In each of the above-provided embodiments, the surface 411 of the metal base 41 is one example of the first surface, the surface 413 of the metal base 41 is one example of the second surface, the limiters 70A and 70B are respective examples of the first limiter and the second limiter, and the opposing portions 80A and 80B are respective examples of the first opposing portion and the second opposing portion. Further, the portion 73 is one example of the control portion, the base portion 421 is one example of the first base portion, the connection portion 46 is one example of the second base portion, the fixation portion 44 is one example of the third base portion, the edge portion 731 is one example of the side portion, and the extending portions 700A and 700B are respective examples of the first extending portion and the second extending portion. Furthermore, the die 101 is one example of the first mold, the pad 103 is one example of the second mold, the punch 105 is one example of the third mold, and the corner portions C1A and C1B of the die 101 are respective examples of the first corner portion and the second corner portion.

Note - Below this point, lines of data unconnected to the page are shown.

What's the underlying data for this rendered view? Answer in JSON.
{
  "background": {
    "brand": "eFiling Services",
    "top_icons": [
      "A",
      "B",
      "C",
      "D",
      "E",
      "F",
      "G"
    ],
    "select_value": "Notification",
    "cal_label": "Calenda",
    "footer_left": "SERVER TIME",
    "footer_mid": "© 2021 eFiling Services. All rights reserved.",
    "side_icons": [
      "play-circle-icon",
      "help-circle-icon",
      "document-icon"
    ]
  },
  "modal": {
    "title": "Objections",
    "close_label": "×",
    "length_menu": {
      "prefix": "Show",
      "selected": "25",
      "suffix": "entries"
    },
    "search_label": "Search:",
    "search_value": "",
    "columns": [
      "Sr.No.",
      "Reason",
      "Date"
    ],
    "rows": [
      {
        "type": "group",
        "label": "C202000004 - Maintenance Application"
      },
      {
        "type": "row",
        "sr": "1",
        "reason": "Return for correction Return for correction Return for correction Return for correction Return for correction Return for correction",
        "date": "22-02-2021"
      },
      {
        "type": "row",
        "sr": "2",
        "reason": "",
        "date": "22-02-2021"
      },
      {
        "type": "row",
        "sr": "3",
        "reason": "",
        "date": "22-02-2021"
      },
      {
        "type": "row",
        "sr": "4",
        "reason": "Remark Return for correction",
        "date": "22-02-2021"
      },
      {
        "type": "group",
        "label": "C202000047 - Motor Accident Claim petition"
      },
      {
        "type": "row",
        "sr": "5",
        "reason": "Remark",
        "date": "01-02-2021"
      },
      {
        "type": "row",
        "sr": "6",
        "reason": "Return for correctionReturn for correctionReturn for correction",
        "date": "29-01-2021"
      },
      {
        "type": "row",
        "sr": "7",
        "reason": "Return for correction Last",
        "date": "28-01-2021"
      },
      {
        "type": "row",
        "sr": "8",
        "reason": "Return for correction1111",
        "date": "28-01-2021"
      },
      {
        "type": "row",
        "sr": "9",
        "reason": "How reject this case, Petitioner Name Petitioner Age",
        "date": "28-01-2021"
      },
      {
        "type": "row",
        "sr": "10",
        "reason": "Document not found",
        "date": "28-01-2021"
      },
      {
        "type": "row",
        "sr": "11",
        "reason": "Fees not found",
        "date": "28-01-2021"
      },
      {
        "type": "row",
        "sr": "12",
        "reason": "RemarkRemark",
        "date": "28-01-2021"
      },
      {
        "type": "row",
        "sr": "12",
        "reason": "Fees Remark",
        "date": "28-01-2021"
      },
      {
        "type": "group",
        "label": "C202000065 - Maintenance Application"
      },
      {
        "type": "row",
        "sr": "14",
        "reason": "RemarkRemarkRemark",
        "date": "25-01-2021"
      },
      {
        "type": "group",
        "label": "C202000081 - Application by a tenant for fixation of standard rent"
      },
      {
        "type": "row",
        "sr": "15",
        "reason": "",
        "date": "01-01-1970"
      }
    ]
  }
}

In implementing each of the above-provided embodiments, the specific configurations of various elements constituting the hard disk device, including the load beam and flexure, can be modified in various ways.

Various embodiments can be formed by appropriately combining the multiple components disclosed in each of the above-provided embodiments. For example, some components may be omitted from the full set of components illustrated in each embodiment. Furthermore, components from different embodiments may be appropriately combined.

Additional advantages and modifications will readily occur to those skilled in the art. Therefore, the invention in its broader aspects is not limited to the specific details and representative embodiments shown and described herein. Accordingly, various modifications may be made without departing from the spirit or scope of the general inventive concept as defined by the appended claims and their equivalents.